Es gibt ferner auch keinen konkreten Hinweis darauf, dass Wachmänner generell objektiv irrtümlich angenommen hätten, ein Entfernen oder Fernbleiben vom Dienst bringe solche massiven Gefahren mit sich. Vielmehr zeigt eine Gesamtschau der Beweismittel, dass die tatsächlichen Umstände, in denen die Wachleute ihren Dienst verrichteten, Freiräume boten, etwa Ausgang in umliegende Dörfer, Kontakte zu Frauen und Alkoholkonsum, obwohl dies den grundlegenden Anweisungen der Lagerleitungen zuwiderlief. Auch die Vielzahl allein der dokumentierten Fluchten spricht gegen ein generelles Stimmungsbild der Angst, zumal die Wachmänner auch durch ihre Bewaffnung zumindest innerhalb des Lagers eine dominante Position hatten und die vergleichsweise wenigen Angehörigen der Lagerleitung trotz der Vorgesetztenstellung faktisch von der Mitwirkung der Trawniki-Einheiten abhängig waren.

 

Bei einer solchen Stimmungslage liegt es dann aber auch gerade nicht auf der Hand, dass einzelne Trawniki-Männer gleichwohl allein durch die (irrige) Annahme einer unmittelbaren Todesgefahr trotz eines massiven Gewissenskonfliktes von einer Flucht abgehalten worden wären.
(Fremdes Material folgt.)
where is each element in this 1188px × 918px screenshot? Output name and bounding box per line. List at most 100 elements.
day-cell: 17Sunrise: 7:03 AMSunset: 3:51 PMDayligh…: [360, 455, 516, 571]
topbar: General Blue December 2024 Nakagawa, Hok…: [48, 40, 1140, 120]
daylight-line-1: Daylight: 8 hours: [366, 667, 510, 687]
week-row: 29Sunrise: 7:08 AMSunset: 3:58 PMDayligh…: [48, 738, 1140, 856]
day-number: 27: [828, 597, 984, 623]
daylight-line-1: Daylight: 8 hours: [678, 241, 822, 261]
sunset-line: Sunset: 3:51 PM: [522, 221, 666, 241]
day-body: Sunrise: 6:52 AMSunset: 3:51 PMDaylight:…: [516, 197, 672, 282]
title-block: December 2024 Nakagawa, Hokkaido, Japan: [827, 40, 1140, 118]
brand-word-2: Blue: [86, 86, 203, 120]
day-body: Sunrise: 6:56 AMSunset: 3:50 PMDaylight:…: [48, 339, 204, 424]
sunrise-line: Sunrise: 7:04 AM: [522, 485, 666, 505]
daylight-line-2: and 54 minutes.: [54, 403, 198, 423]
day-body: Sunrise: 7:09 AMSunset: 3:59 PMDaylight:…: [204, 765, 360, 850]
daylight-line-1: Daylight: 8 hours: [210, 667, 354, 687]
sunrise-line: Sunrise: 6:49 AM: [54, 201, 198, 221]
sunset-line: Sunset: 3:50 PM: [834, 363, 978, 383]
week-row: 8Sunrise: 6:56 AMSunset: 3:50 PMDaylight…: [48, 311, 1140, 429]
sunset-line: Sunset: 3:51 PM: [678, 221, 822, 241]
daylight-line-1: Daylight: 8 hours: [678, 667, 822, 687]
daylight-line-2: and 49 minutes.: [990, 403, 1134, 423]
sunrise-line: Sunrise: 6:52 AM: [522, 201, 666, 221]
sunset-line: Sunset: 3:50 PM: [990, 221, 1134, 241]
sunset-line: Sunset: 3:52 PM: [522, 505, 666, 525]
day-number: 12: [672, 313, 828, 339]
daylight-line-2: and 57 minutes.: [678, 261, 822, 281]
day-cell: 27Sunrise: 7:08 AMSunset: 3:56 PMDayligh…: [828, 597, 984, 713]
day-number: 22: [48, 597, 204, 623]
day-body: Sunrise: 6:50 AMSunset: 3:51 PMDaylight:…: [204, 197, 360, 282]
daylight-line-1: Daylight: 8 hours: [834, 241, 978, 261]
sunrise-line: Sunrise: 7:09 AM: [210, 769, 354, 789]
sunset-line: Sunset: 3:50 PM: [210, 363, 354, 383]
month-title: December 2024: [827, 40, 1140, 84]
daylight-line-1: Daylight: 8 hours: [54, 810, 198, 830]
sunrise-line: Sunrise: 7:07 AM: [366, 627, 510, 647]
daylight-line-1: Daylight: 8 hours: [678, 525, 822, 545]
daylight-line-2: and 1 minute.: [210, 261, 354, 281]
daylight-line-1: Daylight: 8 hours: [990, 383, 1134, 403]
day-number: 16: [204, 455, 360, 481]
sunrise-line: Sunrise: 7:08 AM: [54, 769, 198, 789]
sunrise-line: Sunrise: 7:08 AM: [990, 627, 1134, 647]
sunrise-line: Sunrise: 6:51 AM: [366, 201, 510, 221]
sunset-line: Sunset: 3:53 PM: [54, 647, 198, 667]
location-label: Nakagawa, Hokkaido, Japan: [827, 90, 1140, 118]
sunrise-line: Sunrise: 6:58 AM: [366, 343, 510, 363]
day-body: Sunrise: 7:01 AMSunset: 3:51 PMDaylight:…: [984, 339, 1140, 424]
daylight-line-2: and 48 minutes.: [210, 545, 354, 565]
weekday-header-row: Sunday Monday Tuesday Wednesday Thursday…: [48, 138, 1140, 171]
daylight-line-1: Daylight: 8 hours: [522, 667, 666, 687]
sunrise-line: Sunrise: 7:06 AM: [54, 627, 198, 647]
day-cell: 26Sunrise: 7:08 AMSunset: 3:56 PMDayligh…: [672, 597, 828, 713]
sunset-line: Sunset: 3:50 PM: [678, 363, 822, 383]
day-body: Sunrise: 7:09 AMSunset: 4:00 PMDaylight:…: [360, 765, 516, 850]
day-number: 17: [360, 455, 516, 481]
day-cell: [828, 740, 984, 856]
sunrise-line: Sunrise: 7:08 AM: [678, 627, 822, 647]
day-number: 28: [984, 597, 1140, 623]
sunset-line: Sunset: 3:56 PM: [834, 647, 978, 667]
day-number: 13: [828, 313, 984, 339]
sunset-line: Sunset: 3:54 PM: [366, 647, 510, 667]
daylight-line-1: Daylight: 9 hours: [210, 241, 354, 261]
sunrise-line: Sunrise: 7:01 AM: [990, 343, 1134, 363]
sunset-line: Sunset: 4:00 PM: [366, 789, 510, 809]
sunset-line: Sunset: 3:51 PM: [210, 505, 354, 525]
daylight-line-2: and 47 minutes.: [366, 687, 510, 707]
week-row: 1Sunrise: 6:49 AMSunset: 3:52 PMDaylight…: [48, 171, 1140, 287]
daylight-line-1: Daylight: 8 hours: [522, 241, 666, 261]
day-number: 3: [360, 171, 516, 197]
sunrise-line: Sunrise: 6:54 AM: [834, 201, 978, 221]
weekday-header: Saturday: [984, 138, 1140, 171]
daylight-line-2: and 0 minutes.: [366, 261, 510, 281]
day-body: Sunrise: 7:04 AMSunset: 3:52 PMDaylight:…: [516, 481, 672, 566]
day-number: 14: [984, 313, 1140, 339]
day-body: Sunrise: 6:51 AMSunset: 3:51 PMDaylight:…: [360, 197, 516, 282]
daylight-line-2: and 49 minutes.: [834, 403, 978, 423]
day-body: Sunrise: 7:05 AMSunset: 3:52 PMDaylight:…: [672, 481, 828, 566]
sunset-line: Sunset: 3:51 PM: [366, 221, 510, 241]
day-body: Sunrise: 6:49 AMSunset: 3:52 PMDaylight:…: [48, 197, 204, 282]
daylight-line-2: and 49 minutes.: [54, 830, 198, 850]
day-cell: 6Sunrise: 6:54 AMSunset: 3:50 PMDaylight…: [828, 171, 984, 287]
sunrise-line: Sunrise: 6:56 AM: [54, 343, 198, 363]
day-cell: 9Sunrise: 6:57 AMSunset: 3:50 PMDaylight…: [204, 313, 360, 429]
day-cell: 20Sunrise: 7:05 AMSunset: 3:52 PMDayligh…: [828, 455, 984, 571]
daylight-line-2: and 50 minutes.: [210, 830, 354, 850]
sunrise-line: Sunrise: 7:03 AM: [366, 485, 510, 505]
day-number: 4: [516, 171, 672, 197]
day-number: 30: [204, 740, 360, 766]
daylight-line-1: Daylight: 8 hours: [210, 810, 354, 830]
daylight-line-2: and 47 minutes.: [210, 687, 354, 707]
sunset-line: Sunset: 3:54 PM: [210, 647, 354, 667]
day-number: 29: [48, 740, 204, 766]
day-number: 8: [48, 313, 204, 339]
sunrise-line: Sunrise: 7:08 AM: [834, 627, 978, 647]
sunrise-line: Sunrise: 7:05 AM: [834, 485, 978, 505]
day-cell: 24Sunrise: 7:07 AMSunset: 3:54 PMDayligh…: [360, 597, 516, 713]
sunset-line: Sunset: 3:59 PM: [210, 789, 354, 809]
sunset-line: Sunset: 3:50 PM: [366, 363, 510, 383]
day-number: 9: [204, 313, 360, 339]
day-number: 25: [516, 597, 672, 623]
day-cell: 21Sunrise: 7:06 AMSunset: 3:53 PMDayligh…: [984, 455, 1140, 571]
Vielmehr deutet das Beweisergebnis darauf hin, dass der einzelne Wachmann am ehesten den Dienst - möglicherweise auch trotz moralischer Bedenken - deshalb ableistete, weil er sich in seiner konkreten Position vor den Gefahren und Notlagen des Krieges weitgehend geschützt sah und deshalb nicht auf möglicherweise nachteilige Alternativen ausweichen wollte.

 

IV. Vernichtungslager Sobibor

 

Die Feststellungen über das Vernichtungslager Sobibor, namentlich dessen Errichtung, Verwaltung und Betriebsstruktur sowie die dortigen Vernichtungsvorgänge beruhen ebenfalls auf dem Gutachten des Sachverständigen Dr. P., welches durch weitere Beweismittel bestätigt und ergänzt wird.